Step 2: – Authentication (PAP,CHAP or EAP).
* This is an optional phase, but if implemented both devices need to know that the device they are speaking to is who they say they are.
Step 3: – NCP ((Network Control Phase).
* This is the laye 2 to layer 3 transition phase. It provides communication with the IP layer (IPCP). Gives us an IP address we can then communicate with.
One way of verifying step 1 is to run a “sh int atm 0/0/0” (will show the lcp status)
LCP REQsent
(LCP OPEN = LCP successful, LCP CLOSED = Indicates LCP failure, LCP REQsent = both sides could not match parameters i.e mis match of encapsulation)
During the process of PPP negotiation the different packets we will see are:
1. (CONFREQ) > The values that are sent to complete stage (request for information).
2. (CONFREJ) > This will be a return packet if the request is not acceptable or not recognizable,
3. (CONFNAK) > This will be the return packet when the request is recongnizable, however some of the values are not accepted i.e Chap is sent but the other end wants to authenticate with PAP.
4. (CONFACK) > When the router values are accepted, (response to the CONFREQ).
There are also:
1. (TERMREQ) > This is when there is a request for a LCP closure
2. (TERMACK) > This is acceptance of the above.
3. (ECHO REQ/REPLY) >- The PPP keep alives for the connection.
Below shows an overview of the process.
DEBUG PPP Negotiation:
The debug PPP negotiation command is useful because it can not only be used as a vital diagnostic tool, but it also shows the full PPP negotiation process.
Below is an extract from a live debug.

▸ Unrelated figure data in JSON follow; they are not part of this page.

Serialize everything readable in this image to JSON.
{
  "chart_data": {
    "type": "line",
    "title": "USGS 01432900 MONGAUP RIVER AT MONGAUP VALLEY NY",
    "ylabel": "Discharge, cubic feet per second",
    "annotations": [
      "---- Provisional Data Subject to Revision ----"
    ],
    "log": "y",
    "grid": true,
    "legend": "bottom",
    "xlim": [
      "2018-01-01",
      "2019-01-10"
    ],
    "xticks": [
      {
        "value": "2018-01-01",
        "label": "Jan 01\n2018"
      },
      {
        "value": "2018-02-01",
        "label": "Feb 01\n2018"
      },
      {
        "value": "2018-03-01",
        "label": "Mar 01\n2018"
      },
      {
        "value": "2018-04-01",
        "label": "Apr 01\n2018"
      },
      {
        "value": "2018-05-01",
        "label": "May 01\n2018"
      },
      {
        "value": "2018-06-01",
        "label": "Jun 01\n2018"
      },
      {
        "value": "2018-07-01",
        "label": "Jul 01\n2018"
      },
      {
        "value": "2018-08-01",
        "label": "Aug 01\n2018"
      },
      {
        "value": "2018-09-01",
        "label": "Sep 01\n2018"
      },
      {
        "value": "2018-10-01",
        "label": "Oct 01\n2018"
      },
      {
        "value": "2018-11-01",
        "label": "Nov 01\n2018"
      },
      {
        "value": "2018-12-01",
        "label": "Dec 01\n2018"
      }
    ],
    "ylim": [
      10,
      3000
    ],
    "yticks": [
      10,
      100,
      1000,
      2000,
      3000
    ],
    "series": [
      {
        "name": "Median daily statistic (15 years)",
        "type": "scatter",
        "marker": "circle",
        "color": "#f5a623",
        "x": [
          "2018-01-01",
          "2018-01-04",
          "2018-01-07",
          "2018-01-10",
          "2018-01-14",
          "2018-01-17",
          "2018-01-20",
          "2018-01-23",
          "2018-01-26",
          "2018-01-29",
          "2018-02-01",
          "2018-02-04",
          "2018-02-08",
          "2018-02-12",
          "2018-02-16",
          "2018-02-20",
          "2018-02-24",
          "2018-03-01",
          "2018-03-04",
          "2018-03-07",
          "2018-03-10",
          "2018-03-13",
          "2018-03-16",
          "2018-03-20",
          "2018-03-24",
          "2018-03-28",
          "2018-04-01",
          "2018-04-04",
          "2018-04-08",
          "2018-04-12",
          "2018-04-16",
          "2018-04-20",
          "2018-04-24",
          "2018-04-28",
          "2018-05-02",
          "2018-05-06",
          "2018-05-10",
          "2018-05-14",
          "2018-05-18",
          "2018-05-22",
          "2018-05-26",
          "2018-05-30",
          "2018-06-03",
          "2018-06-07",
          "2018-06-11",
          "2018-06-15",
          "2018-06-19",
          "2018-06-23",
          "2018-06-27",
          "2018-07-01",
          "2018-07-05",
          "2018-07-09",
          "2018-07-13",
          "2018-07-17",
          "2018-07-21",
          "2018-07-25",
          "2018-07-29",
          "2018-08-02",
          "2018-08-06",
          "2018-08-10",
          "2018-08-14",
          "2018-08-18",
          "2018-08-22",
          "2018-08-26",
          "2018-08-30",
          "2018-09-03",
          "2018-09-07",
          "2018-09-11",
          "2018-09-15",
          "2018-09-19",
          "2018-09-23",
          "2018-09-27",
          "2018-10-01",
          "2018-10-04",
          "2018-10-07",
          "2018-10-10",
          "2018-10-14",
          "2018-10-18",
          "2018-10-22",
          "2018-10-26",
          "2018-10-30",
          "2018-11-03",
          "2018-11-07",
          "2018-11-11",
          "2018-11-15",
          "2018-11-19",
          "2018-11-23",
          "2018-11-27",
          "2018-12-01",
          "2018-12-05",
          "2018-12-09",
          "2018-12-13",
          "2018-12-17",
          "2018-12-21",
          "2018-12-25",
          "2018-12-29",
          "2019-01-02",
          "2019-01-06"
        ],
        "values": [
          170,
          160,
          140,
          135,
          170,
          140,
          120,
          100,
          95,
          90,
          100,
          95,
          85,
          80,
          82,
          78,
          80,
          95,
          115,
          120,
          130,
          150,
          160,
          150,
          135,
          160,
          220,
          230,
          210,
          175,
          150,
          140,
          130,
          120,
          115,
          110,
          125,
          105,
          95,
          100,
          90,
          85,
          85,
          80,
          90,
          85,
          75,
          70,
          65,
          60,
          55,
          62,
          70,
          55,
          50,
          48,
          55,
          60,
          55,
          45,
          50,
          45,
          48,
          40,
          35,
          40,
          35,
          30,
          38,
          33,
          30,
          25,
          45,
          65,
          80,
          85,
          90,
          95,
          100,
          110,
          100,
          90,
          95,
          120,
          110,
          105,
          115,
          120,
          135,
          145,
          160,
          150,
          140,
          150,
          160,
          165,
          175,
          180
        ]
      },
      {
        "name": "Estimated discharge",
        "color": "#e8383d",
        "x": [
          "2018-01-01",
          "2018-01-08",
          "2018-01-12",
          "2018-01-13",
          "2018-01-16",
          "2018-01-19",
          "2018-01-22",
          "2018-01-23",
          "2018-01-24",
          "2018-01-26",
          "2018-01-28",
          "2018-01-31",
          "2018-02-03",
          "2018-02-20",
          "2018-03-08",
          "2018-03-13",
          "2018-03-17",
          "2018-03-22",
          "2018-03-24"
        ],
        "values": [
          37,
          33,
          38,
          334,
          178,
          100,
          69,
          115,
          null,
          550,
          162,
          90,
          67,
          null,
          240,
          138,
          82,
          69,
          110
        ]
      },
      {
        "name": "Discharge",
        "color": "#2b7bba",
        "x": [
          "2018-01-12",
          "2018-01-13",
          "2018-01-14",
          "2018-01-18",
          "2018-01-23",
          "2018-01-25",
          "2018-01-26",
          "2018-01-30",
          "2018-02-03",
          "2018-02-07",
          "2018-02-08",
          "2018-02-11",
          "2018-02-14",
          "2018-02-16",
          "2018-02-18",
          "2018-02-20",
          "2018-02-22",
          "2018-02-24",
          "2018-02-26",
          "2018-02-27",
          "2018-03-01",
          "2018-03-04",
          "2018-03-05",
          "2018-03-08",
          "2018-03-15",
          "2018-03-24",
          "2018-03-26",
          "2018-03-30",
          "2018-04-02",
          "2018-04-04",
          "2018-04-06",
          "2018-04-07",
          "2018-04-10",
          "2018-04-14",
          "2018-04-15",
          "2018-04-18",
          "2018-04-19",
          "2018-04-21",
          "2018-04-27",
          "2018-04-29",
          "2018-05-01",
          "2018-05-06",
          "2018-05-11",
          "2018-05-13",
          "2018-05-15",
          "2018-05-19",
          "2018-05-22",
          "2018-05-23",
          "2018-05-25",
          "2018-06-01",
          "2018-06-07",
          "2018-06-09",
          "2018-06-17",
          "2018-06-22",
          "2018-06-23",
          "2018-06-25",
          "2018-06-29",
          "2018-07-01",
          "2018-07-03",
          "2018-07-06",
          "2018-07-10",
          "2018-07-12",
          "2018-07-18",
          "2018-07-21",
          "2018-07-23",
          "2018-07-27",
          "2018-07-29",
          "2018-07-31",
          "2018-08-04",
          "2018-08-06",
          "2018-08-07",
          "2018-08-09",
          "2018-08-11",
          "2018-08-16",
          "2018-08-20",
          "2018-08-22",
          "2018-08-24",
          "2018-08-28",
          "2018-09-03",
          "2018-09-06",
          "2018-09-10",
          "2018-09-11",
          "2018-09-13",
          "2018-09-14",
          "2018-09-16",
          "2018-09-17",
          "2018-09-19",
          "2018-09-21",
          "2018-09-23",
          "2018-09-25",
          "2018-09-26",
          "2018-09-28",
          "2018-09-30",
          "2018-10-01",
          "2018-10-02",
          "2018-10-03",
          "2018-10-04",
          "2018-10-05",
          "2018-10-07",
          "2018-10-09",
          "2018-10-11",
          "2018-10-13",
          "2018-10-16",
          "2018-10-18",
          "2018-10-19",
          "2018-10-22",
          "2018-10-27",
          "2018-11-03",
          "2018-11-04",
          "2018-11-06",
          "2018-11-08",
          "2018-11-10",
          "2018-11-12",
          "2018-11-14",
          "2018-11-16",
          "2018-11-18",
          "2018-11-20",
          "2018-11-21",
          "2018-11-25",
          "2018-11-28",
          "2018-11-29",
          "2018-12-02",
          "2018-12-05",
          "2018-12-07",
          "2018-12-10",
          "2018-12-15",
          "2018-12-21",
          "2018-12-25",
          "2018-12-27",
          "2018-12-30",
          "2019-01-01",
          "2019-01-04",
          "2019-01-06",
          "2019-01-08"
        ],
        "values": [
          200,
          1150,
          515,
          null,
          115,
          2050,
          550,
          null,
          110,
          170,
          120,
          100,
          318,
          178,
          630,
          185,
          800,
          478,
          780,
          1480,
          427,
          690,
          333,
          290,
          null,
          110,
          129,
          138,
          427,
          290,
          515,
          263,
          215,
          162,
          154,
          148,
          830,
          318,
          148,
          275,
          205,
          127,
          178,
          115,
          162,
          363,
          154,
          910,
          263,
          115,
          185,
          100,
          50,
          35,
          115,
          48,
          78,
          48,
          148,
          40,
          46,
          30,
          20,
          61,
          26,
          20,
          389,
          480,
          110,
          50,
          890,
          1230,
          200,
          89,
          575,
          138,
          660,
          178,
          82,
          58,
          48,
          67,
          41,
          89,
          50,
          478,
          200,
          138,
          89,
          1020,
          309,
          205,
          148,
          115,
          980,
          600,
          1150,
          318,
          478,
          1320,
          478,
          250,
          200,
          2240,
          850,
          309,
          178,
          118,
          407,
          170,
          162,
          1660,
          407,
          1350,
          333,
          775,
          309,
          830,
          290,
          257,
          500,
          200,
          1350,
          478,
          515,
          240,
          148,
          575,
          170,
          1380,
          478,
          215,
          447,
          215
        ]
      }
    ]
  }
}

You can see the router goes through the 3 phases needed for successful PPP negotiation. Now not all PPP negotiation will go through the exact same process, but it still will be quite similar. (i.e. in a scenario where there is no authentication – as this is an optional phase).
The following images shows how to read a debug output.
Below is the extract of the different phases as seen in a debug output.
Here you can see the LCP start. Notices the stage field changes from PPP (global stage) to LCP. The first CONFREQ is an outgoing request with an ID of 1. However it is followed by an incoming request (ID 124), requests specific LCP attributes (CHAP authentication, MRU, Magic number). The router automatically responds to request which is a CONFACK with its matching attributes. Notice that the response has the same ID number. This way we can match the incoming and corresponding outgoing message.
Once both connections have agreed on LCP details they then need to authenticate against one another. In this output you can see that an Incoming challenge is sent from the remote device, This router has responded to the challenge but full authentication has been unsuccessful. We see this sometimes when authentication has to go through multiple hops. Although the response if a fail here, and the lcp establishment needs to start again (always restarts if there is a fail), the next time the router gets to this stage it will bypass this hop “bras-red4.mqd” (or teh bras will just let it through) and the authentication will go straight to the next stage.
This is the last stage on PPP and it is the NCP stage, so that layer 2 can communicate with layer 3. Notice again the change of stage, which now reads ‘IPCP’. It also shows that LCP stage is complete. The key here is the issuing of the gateway IP (the address the IP needs to speak to, to get its credentials) and teh confirmation of this IP. See ID 87. Once the CONFACK is sent. The router now knows it needs to speak to this IP address to progress.